In another immigration case, a 7-2 majority of the Court held in Clark v. Martinez, No. 03-878, and Benitez v. Rozos, No. 03-7434, that the government can detain inadmissible aliens beyond the statutory 90-day removal period, but only for as long as is reasonably necessary for removal. Martinez and Benitez were aliens from Cuba who were declared inadmissible, and under 8 U.S.C. § 1231(a)(1) they should have been removed within 90 days. They were not, and they filed habeas petitions challenging their continued detention. The Ninth Circuit ordered Martinez's release, while the Eleventh Circuit upheld Benitez's detention. This will shock some of you, but the Scalia-led majority agreed with the Ninth Circuit. In Zadvydas v. Davis, 535 U.S. 678 (2001), the Court held that under another provision, § 1231(a)(6), the government may detain an alien beyond 90 days for as long as "reasonably necessary" to remove him. This discretion has bounds, and Zadvydas established a presumptive six-month time limit. Benitez and Martinez were detained well beyond six months, and the government offered no evidence that it would be able to remove them to Cuba in the foreseeable future, so both habeas petitions should have been granted. Justice O'Connor wrote separately to note that the six-month period could be extended depending on the circumstances, and that any alien released as a result of the Court's ruling would still be under supervision.
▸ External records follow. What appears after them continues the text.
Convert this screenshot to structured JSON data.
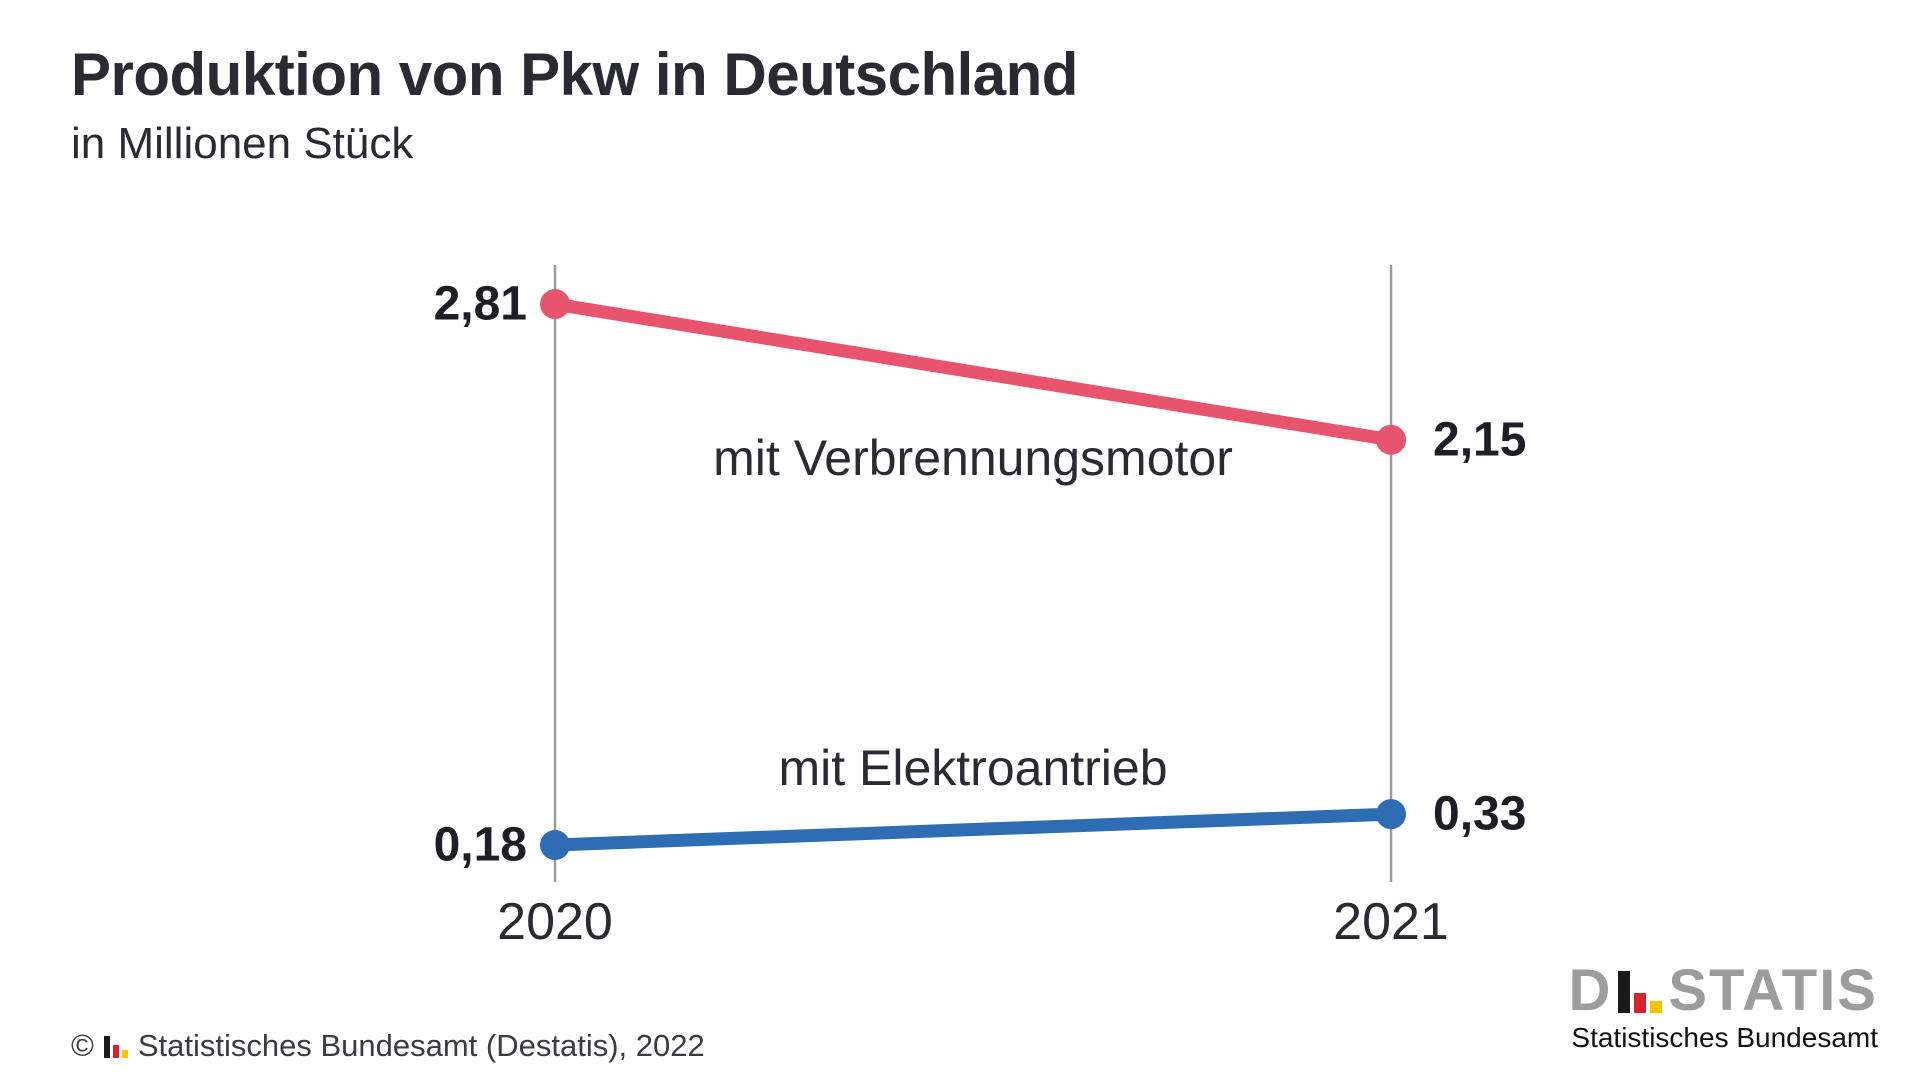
{
  "header": {
    "title": "Produktion von Pkw in Deutschland",
    "subtitle": "in Millionen Stück"
  },
  "chart_data": {
    "type": "line",
    "variant": "slope-chart",
    "title": "Produktion von Pkw in Deutschland",
    "unit_subtitle": "in Millionen Stück",
    "categories": [
      "2020",
      "2021"
    ],
    "series": [
      {
        "name": "mit Verbrennungsmotor",
        "values": [
          2.81,
          2.15
        ],
        "labels": [
          "2,81",
          "2,15"
        ],
        "color": "#e8536e"
      },
      {
        "name": "mit Elektroantrieb",
        "values": [
          0.18,
          0.33
        ],
        "labels": [
          "0,18",
          "0,33"
        ],
        "color": "#2e6db4"
      }
    ],
    "ylim": [
      0,
      3
    ],
    "grid": false,
    "legend": "inline-labels",
    "axis_color": "#9a9a9a",
    "xlabel": "",
    "ylabel": ""
  },
  "footer": {
    "copyright": "©",
    "source": "Statistisches Bundesamt (Destatis), 2022"
  },
  "logo": {
    "letter_d": "D",
    "letters_rest": "STATIS",
    "caption": "Statistisches Bundesamt",
    "wordmark_color": "#9c9c9c",
    "bar_colors": [
      "#1a1a1a",
      "#d5232e",
      "#f6c500"
    ]
  }
}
In what may come as another shock to some, Justice Thomas (joined in part by the Chief) dissented from the Scalia majority. Section 1231(a)(6) provides for the continued detention of two kinds of aliens: the "inadmissible" and those who had been admitted but were now "removable." Zadvydas dealt only with "removable" aliens. Benitez and Martinez were "inadmissible," and Thomas would read the statute as authorizing their indefinite detention. Further, Thomas wrote that Zadvydas was just wrong and not entitled to stare decisis effect (the Chief did not join this part of the dissent). Notably, the bulk of the majority opinion was really a response to Thomas, with the Court pointedly characterizing parts of his dissent as "quite wrong" and stating flatly that it makes no sense to treat inadmissible and removable aliens differently. The exchange calls to mind Scalia's recent remark that one major difference between the two Justices is that Scalia believes in stare decisis while Thomas does not. Even if immigration is not your area, this exchange is worth reading.

Which, hopefully, is still your view of these updates. Thanks as always for sticking with us!